Design for constrained node content

I’m landing this on the master branch now. Here’s what you need to know to port your code:

Schema definition is done differently now. The SchemaSpec class is gone, and you now pass a plain object to the Schema constructor, something like this:

const mySchema = new Schema({
  nodes: { // Node types in the schema
    doc: {type: Doc, content: "block+"},
    paragraph: {type: Paragraph, content: "inline[_]*"},
    text: {type: Text},
    /* ... and so on */
  },
  groups: { // Groups referred to in content expressions
    block: ["paragraph", /* ... */],
    inline: ["text", /* ... */]
  },
  marks: {
     em: EmMark
     /* ... */
   }
})

(Content expressions are now roughly documented in a new guide.)

A bunch of things that were previously properties on node type classes are now expressed in these expressions in the schema definition. Nodes no longer have kind, contains, canBeEmpty, and containsMarks properties. The various canContain... predicates are replaced by a few finer-grained methods on nodes: canReplace, canAppend, and a contentMatchAt method for a lower-level interface for reasoning about its content. (But you’ll probably only need those when writing generic commands.)

(Moving some things off node type classes and into the schema definition is the first step in an effort to make those less magical. There’ll be more changes like that after 0.7.0.)

As a general rule, you now have to be more careful when modifying the document, since the more powerful constraints are also easier to violate. Whereas splitting nodes, for example, was almost always possible in the old model, that is no longer the case, and a new predicate canSplit was introduced in the transform package, allowing you to check in advance whether a split is safe.
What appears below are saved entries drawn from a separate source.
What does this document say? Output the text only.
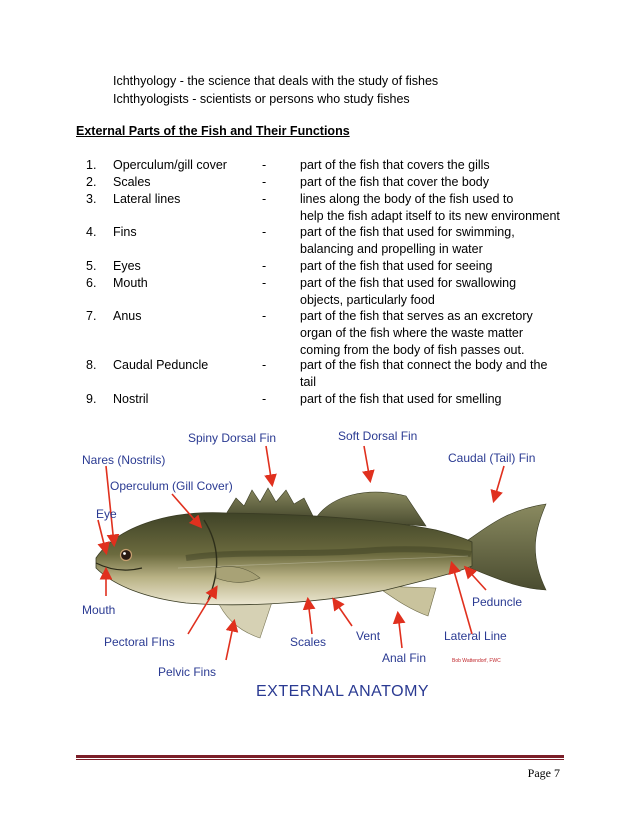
Ichthyology - the science that deals with the study of fishes
Ichthyologists - scientists or persons who study fishes
External Parts of the Fish and Their Functions
1. Operculum/gill cover	-	part of the fish that covers the gills
2. Scales	-	part of the fish that cover the body
3. Lateral lines	-	lines along the body of the fish used to
help the fish adapt itself to its new environment
4. Fins	-	part of the fish that used for swimming,
balancing and propelling in water
5. Eyes	-	part of the fish that used for seeing
6. Mouth	-	part of the fish that used for swallowing
objects, particularly food
7. Anus	-	part of the fish that serves as an excretory
organ of the fish where the waste matter
coming from the body of fish passes out.
8. Caudal Peduncle	-	part of the fish that connect the body and the
tail
9. Nostril	-	part of the fish that used for smelling
Spiny Dorsal Fin	Soft Dorsal Fin
Nares (Nostrils)	Caudal (Tail) Fin
Operculum (Gill Cover)
Eye
Mouth
Peduncle
Pectoral FIns	Scales Vent	Lateral Line
Anal Fin
Pelvic Fins
Bob Wattendorf, FWC
EXTERNAL ANATOMY
Page 7
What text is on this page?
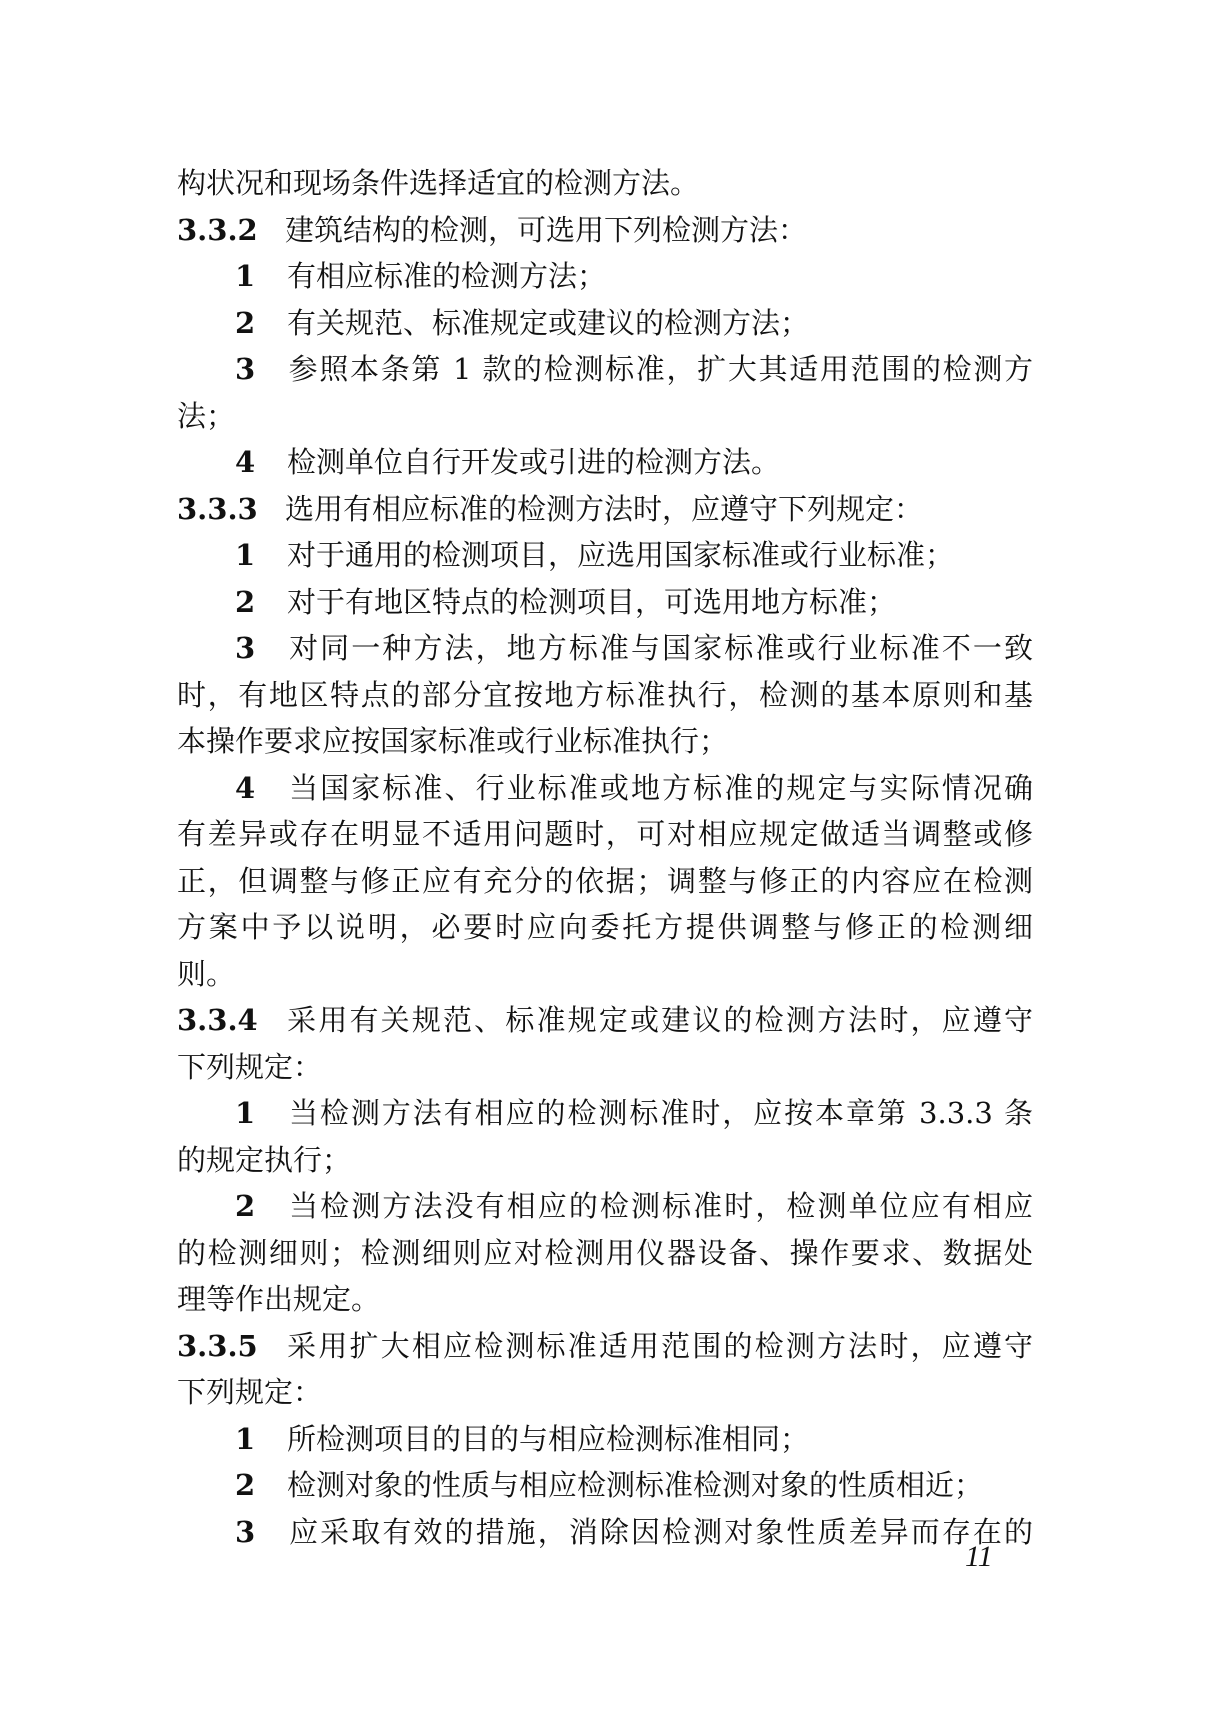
构状况和现场条件选择适宜的检测方法。
3.3.2 建筑结构的检测，可选用下列检测方法：
1 有相应标准的检测方法；
2 有关规范、标准规定或建议的检测方法；
3 参照本条第 1 款的检测标准，扩大其适用范围的检测方
法；
4 检测单位自行开发或引进的检测方法。
3.3.3 选用有相应标准的检测方法时，应遵守下列规定：
1 对于通用的检测项目，应选用国家标准或行业标准；
2 对于有地区特点的检测项目，可选用地方标准；
3 对同一种方法，地方标准与国家标准或行业标准不一致
时，有地区特点的部分宜按地方标准执行，检测的基本原则和基
本操作要求应按国家标准或行业标准执行；
4 当国家标准、行业标准或地方标准的规定与实际情况确
有差异或存在明显不适用问题时，可对相应规定做适当调整或修
正，但调整与修正应有充分的依据；调整与修正的内容应在检测
方案中予以说明，必要时应向委托方提供调整与修正的检测细
则。
3.3.4 采用有关规范、标准规定或建议的检测方法时，应遵守
下列规定：
1 当检测方法有相应的检测标准时，应按本章第 3.3.3 条
的规定执行；
2 当检测方法没有相应的检测标准时，检测单位应有相应
的检测细则；检测细则应对检测用仪器设备、操作要求、数据处
理等作出规定。
3.3.5 采用扩大相应检测标准适用范围的检测方法时，应遵守
下列规定：
1 所检测项目的目的与相应检测标准相同；
2 检测对象的性质与相应检测标准检测对象的性质相近；
3 应采取有效的措施，消除因检测对象性质差异而存在的
11
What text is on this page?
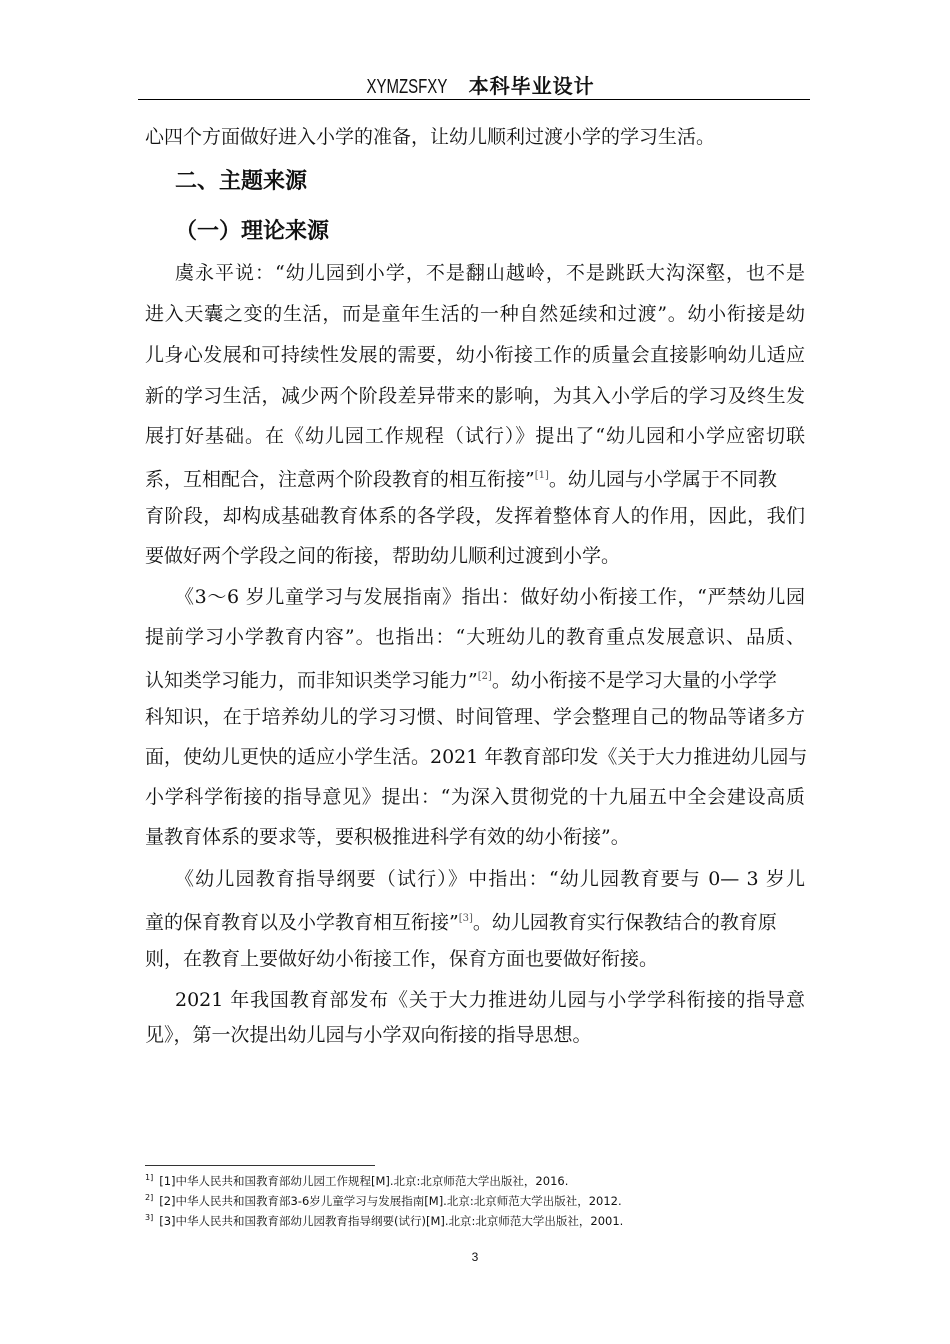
XYMZSFXY 本科毕业设计
心四个方面做好进入小学的准备，让幼儿顺利过渡小学的学习生活。
二、主题来源
（一）理论来源
虞永平说：“幼儿园到小学，不是翻山越岭，不是跳跃大沟深壑，也不是
进入天囊之变的生活，而是童年生活的一种自然延续和过渡”。幼小衔接是幼
儿身心发展和可持续性发展的需要，幼小衔接工作的质量会直接影响幼儿适应
新的学习生活，减少两个阶段差异带来的影响，为其入小学后的学习及终生发
展打好基础。在《幼儿园工作规程（试行）》提出了“幼儿园和小学应密切联
系，互相配合，注意两个阶段教育的相互衔接”[1]。幼儿园与小学属于不同教
育阶段，却构成基础教育体系的各学段，发挥着整体育人的作用，因此，我们
要做好两个学段之间的衔接，帮助幼儿顺利过渡到小学。
《3～6 岁儿童学习与发展指南》指出：做好幼小衔接工作，“严禁幼儿园
提前学习小学教育内容”。也指出：“大班幼儿的教育重点发展意识、品质、
认知类学习能力，而非知识类学习能力”[2]。幼小衔接不是学习大量的小学学
科知识，在于培养幼儿的学习习惯、时间管理、学会整理自己的物品等诸多方
面，使幼儿更快的适应小学生活。2021 年教育部印发《关于大力推进幼儿园与
小学科学衔接的指导意见》提出：“为深入贯彻党的十九届五中全会建设高质
量教育体系的要求等，要积极推进科学有效的幼小衔接”。
《幼儿园教育指导纲要（试行）》中指出：“幼儿园教育要与 0— 3 岁儿
童的保育教育以及小学教育相互衔接”[3]。幼儿园教育实行保教结合的教育原
则，在教育上要做好幼小衔接工作，保育方面也要做好衔接。
2021 年我国教育部发布《关于大力推进幼儿园与小学学科衔接的指导意
见》，第一次提出幼儿园与小学双向衔接的指导思想。
$^{1]}$ [1]中华人民共和国教育部幼儿园工作规程[M].北京:北京师范大学出版社，2016.
$^{2]}$ [2]中华人民共和国教育部3-6岁儿童学习与发展指南[M].北京:北京师范大学出版社，2012.
$^{3]}$ [3]中华人民共和国教育部幼儿园教育指导纲要(试行)[M].北京:北京师范大学出版社，2001.
3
Replace transformations have become more clever (this was the biggest challenge in implementing all this), and will preserve content constraints when necessary by inserting extra nodes on the edges of the replaced content. You should be able to use them without worrying too much about their inner working, and just rely on the fact that they’ll give you a valid document with the given content replacing the old range. (Of course, when you give them content that trivially fits, no magic will happen, and the content will be inserted exactly as expected.)

Another change that landed is that steps are represented differently. Again, you probably only need this for specialized code. Instead of all steps having the same fields, they are now classes in control of their own serialization, deserialization, and mapping. The amount of different step types has been reduced to 4, and changes that were previously expressed as an awkward series of split, join, and ancestor steps can now be done in a single ReplaceWrapStep, which replaces pieces of the document on both sides of a piece of content, allowing ‘motion’ of content between adjacent nodes, and wrapping/unwrapping of content, in a single step. This is important because the previous approach of using intermediate steps was likely to temporarily violate content constraints, making the steps impossible even though the end result was valid.

Let me know how this works for you. I plan to give you a few days to spot the most horrible problems, after which I’ll release 0.7.0.